Seeking Upgrade Path Advice — Micro Center

Seeking Upgrade Path Advice

NateDZDNateDZD New Jersey
edited July 29 in Help Choosing Parts

For my next upgrade, I'm looking at the B550 TOMAHAWK. There are a few reasons I'd like to upgrade my motherboard, but the one I'll mention here is that I have a case with a front panel USB type-C port, but my current B450 AORUS board doesn't support it. Having front panel USB type-C isn't a big deal for me, but having an unusable port really messes with me.

However, my current CPU is a Ryzen 5 2600X, so if I upgrade to a B550, I'll need to also upgrade the CPU. What is a reasonable upgrade path for me? I have a few options I'm considering, and I'm wondering if anyone can provide some feedback for me. I'd like to keep my upgrade at $500 or below. The cheaper the better, but I also want to get the best bang for the buck, so if the cheapest option doesn't provide the best value, I'm willing to go a little bit higher. Here are the combos I'm considering:
1. Ryzen 5 3600 + B550 TOMAHAWK (~$340)

2. Ryzen 5 3600 + X570 TOMAHAWK (~$500)

3. Ryzen 7 3700X + B550 TOMAHAWK (~$440)

As far as my computer usage goes, I'm an avid gamer who plays a wide variety of games from lightweight platforming side scrollers like Celeste to AAA titles like the upcoming Cyberpunk 2077 on a 1440p 144Hz monitor. I also do some video editing about once a week, and I record a podcast on my main system. My current GPU is a Gigabyte RTX 2070 Super, and I have 16GB of DDR4 3600MHz.

How do these combos look? For my usage (also, I'm more likely to overclock my GPU and leave my CPU running at its out-of-the-box speeds), do you think the 3700X is too much of a chip for me, or would it be helpful since I edit video? Or is the 3600 sufficient to handle video editing?

Also, is the X570 board overkill for a 3600? If I choose the 3700X, will I need the X570?

Or... Is this a bad time to think about upgrading, and am I better off waiting for Zen 3?

Comments

  • Main difference is going to be the X570 having full PCIe Gen4 support with general purpose, configurable lanes, versus the B550 having it, but in a more limited factor. It can support x4 PCIe Gen4 for NVME drives and this is probably the most practical application we've seen thus far. So, distant future proofing, or you need a lot of room to expand to add more PCIe devices or plan for multiple GPU's. Otherwise, you're going to be fine with the B550.

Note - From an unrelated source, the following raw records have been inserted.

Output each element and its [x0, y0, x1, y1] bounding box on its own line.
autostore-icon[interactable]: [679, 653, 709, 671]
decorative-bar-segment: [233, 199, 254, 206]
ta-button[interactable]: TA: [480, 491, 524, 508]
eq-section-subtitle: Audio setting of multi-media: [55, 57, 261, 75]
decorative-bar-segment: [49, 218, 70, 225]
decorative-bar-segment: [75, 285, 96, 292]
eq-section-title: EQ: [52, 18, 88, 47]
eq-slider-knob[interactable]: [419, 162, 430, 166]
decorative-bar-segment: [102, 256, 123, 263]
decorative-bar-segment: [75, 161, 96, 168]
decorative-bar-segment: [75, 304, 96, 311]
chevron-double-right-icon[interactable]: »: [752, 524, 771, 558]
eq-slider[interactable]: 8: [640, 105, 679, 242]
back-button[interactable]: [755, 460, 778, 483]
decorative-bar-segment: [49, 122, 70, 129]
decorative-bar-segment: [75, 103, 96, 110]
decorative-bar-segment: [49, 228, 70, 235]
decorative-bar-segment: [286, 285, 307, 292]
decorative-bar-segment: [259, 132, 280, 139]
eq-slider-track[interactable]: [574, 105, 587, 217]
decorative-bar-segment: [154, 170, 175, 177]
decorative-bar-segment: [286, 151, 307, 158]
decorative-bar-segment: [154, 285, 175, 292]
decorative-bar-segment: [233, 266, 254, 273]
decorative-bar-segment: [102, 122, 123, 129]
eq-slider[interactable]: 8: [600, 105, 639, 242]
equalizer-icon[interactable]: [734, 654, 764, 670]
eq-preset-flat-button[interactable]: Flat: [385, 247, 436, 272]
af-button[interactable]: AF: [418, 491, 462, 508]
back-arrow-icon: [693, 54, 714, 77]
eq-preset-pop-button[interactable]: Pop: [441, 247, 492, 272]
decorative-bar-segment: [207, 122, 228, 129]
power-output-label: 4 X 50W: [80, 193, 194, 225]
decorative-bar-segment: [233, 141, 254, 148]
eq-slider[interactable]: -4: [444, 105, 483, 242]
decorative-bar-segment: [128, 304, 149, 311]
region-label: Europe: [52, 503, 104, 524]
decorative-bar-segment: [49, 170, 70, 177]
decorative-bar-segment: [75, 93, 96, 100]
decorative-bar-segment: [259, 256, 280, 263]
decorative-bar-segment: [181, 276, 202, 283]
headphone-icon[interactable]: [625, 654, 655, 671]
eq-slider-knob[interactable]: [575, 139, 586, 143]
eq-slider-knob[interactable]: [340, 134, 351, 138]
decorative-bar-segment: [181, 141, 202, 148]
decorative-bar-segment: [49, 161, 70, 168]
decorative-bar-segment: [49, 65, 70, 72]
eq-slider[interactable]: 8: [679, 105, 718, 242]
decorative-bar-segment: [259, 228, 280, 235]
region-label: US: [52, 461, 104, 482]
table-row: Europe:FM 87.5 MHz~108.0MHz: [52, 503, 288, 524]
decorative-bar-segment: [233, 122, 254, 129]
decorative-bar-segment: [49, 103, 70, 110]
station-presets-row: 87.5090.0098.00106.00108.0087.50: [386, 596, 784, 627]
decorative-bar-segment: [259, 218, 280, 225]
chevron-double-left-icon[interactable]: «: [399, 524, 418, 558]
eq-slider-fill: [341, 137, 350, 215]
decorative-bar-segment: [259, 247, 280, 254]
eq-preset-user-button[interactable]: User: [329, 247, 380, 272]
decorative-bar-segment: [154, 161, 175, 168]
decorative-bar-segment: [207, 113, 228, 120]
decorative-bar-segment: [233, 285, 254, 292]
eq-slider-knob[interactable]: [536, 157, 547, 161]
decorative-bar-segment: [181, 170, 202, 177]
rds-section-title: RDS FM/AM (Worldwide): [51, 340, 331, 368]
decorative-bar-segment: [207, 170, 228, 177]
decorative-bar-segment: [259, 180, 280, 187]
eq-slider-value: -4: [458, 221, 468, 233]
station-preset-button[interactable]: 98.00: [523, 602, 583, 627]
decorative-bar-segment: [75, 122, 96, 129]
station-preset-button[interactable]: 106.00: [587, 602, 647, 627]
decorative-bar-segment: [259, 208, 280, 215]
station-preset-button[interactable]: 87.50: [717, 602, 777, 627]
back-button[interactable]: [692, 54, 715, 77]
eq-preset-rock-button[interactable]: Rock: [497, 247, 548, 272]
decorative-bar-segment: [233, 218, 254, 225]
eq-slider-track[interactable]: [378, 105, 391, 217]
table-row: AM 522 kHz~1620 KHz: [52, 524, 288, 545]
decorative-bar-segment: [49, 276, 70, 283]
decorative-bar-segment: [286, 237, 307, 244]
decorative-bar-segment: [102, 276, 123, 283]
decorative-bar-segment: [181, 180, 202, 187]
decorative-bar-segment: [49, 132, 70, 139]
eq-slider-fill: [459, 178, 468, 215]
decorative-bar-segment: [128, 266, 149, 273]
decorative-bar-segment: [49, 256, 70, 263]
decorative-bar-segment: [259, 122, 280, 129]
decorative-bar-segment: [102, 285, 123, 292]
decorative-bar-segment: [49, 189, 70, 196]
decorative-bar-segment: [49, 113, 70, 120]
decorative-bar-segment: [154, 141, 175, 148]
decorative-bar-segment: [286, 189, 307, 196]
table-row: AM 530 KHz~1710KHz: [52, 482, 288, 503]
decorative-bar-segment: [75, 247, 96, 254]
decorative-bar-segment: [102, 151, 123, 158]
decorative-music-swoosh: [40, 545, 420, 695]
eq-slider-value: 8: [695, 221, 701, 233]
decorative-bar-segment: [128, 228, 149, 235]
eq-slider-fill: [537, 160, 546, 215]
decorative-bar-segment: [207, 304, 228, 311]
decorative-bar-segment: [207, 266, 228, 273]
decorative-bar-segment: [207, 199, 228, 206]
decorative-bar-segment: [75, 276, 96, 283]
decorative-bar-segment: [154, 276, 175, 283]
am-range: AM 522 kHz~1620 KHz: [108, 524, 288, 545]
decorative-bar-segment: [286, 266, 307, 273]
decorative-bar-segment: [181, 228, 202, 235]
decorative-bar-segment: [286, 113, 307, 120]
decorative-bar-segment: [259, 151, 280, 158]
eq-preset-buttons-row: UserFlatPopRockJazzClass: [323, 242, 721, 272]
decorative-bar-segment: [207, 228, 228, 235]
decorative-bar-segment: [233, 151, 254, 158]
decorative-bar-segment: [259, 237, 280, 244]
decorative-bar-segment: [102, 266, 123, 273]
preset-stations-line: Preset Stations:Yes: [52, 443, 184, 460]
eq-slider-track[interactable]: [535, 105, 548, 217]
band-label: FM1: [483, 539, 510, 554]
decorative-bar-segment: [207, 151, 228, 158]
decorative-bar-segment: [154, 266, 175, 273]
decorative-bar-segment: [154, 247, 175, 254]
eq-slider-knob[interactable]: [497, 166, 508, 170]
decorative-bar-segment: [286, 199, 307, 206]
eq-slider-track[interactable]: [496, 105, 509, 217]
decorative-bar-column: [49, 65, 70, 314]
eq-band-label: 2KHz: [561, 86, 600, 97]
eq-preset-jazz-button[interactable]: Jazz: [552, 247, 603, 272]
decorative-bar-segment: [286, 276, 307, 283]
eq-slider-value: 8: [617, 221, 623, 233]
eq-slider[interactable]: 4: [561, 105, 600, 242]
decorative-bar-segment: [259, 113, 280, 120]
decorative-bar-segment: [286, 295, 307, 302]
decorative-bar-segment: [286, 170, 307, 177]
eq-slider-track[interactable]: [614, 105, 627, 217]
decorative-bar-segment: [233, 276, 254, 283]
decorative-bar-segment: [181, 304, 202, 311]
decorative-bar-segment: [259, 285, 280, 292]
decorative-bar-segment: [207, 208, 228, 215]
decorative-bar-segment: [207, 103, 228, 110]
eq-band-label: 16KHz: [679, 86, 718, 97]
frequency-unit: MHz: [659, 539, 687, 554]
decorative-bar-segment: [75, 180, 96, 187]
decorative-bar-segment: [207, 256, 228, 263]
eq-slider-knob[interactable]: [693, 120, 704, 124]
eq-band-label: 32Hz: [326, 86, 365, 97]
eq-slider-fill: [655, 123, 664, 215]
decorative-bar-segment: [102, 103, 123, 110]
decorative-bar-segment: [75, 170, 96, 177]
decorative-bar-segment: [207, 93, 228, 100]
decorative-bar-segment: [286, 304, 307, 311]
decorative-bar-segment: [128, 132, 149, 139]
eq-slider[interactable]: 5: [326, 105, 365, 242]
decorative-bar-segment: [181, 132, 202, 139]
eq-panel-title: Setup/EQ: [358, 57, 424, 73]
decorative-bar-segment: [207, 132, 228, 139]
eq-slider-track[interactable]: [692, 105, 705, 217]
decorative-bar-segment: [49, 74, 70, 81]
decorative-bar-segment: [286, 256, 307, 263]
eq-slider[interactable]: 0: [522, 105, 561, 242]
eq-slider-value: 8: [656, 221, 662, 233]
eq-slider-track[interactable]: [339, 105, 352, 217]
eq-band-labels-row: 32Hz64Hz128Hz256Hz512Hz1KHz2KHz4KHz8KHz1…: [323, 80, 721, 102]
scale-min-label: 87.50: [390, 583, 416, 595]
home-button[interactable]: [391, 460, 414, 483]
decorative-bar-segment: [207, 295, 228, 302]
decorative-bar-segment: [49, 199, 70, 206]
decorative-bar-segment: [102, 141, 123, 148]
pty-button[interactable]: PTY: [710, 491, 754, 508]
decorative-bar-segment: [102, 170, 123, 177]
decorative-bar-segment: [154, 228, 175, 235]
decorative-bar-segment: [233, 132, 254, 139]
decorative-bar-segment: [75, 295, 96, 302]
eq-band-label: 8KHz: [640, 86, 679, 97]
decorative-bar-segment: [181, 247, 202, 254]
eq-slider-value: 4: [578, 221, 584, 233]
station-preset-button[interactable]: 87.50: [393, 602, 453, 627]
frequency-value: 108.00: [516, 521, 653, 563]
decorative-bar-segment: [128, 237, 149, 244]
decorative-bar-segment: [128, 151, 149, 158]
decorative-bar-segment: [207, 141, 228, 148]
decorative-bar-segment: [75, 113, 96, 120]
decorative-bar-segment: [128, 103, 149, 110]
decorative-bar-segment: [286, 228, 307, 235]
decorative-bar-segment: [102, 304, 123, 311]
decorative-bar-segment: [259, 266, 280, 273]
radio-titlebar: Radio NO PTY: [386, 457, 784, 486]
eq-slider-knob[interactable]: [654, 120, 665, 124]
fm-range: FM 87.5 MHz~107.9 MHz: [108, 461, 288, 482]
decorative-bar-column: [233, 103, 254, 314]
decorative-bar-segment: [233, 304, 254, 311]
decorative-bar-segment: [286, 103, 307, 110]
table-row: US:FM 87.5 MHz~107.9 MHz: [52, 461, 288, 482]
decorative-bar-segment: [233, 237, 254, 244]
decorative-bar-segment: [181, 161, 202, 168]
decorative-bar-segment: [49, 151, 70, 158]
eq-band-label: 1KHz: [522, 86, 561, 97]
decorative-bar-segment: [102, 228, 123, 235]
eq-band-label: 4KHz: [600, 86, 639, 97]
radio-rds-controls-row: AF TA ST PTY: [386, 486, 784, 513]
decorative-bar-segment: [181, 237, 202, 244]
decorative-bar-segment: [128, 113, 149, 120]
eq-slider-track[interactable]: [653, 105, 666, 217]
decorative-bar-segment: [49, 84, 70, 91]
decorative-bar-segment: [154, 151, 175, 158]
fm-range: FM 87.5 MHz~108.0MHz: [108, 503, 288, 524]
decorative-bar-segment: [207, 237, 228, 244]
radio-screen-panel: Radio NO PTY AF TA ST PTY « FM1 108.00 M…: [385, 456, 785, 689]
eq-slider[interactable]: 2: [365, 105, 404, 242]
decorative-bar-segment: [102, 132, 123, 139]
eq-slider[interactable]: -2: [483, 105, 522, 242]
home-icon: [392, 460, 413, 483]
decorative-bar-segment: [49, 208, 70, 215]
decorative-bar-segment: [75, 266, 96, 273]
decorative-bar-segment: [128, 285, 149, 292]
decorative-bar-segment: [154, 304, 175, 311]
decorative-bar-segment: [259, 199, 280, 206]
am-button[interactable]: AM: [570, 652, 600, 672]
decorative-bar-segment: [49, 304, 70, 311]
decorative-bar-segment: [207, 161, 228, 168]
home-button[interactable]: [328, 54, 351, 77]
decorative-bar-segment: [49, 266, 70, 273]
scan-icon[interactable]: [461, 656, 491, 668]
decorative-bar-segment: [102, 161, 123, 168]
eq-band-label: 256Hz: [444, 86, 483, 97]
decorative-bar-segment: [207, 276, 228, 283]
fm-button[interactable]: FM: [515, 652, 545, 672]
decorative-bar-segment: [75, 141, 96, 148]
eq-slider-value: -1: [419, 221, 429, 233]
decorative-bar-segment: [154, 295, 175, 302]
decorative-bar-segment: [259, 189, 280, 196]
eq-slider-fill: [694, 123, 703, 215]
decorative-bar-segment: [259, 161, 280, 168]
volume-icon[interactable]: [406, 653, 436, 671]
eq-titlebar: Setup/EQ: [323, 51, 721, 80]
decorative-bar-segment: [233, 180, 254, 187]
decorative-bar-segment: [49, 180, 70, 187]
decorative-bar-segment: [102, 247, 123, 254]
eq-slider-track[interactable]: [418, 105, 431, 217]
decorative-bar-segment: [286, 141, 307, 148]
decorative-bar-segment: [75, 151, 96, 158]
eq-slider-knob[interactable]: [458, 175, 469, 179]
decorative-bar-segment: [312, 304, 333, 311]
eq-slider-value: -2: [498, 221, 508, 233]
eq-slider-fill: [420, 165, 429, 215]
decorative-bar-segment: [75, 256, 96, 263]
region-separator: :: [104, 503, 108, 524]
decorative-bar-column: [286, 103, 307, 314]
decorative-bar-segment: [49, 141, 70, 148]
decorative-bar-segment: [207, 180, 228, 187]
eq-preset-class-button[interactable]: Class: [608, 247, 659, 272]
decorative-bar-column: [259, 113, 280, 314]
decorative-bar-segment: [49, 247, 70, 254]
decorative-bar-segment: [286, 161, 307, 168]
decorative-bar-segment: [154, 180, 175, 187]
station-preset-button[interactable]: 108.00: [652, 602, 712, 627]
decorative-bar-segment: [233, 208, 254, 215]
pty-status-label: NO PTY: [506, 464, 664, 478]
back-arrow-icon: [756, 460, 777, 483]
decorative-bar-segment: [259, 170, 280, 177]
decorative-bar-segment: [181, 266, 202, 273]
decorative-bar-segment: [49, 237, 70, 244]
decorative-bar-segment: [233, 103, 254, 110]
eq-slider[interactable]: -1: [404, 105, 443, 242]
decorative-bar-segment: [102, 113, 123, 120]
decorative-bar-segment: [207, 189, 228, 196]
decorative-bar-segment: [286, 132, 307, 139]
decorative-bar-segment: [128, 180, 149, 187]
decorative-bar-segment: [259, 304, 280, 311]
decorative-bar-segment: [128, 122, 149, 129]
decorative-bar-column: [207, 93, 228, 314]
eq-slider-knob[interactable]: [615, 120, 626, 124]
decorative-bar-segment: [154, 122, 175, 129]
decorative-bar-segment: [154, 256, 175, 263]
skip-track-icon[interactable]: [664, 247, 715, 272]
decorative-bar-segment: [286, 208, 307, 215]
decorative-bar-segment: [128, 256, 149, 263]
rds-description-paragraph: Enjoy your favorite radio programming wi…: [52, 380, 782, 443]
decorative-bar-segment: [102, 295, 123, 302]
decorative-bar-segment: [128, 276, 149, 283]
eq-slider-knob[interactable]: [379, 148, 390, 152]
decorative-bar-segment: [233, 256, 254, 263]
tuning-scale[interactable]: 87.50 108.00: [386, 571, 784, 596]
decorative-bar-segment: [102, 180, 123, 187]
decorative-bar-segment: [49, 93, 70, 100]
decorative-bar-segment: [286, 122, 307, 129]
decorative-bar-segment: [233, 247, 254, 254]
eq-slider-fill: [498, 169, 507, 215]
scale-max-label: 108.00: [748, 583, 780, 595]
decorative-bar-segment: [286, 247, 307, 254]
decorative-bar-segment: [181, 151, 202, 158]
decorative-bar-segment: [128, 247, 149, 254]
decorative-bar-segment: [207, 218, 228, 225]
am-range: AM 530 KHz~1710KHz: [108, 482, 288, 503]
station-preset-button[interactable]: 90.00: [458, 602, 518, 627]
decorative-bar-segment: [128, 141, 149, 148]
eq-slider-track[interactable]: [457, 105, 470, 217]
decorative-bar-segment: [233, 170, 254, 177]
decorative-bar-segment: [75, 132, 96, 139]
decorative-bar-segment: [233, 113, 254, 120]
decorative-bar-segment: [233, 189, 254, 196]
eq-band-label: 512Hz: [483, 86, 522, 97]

    As for what to go for, I would get the 3600X, but I think that's good pairing with your 2070 Super. It's going to perform well together, you don't have to worry about a bottleneck. The 3700X will increase your productivity performance in applications that can take advantage of the extra cores. You won't see much of a difference otherwise.
  • NateDZDNateDZD New Jersey

    Since my system is mostly for gaming (I mean, to be fair, it's mostly used for email, spreadsheets, Zoom meetings, and website admin for a university's website, but as far as what it's built to handle... let's just say gaming), and my minimal video editing is never gonna be any higher than 1080p, I probably won't reap the benefit of 8 cores over 6 cores, right?

    And the 3600X is a better value, you think? In your estimation, the 3600XT isn't worth the price jump, and the 3600 isn't worth the savings?

  • NateDZD said:

    Since my system is mostly for gaming (I mean, to be fair, it's mostly used for email, spreadsheets, Zoom meetings, and website admin for a university's website, but as far as what it's built to handle... let's just say gaming), and my minimal video editing is never gonna be any higher than 1080p, I probably won't reap the benefit of 8 cores over 6 cores, right?

    And the 3600X is a better value, you think? In your estimation, the 3600XT isn't worth the price jump, and the 3600 isn't worth the savings?

    You'll still get some benefit from the extra cores, the question is whether you think it's worth it. If you ever do more video editing or multi-threaded work in the future the extra cores would be nice, and as time goes on games are getting better at utilize more cores/threads so the 3700X could have better longevity. That said, we won't know until that actually happens, so I wouldn't base my decision purely around that. I would make my purchase based on what I believe my future use case will be. Either way, you'll get a performance increase over the 2600X. 

    The 3600 is the best value. The 3600X and 3600XT do not have enough performance increase to justify the price difference, at least at current pricing. I've seen the 3600X come down to $180 before which is only about $20 more then the normal 3600, in which case I might consider it, but even then it's only a 1-2% increase over the 3600. You'd never really notice. The 3600XT does have a unique place in the fact that it has some reasonable overclocking capabilities that the 3600/X don't have which can see some reasonable performance gains, but at that point you might as well just shell out the little bit of extra cash for an i5-10600k instead which will overclock better. I'd only get the 3600XT if you have a specific reason to really want to overclock on an AMD platform.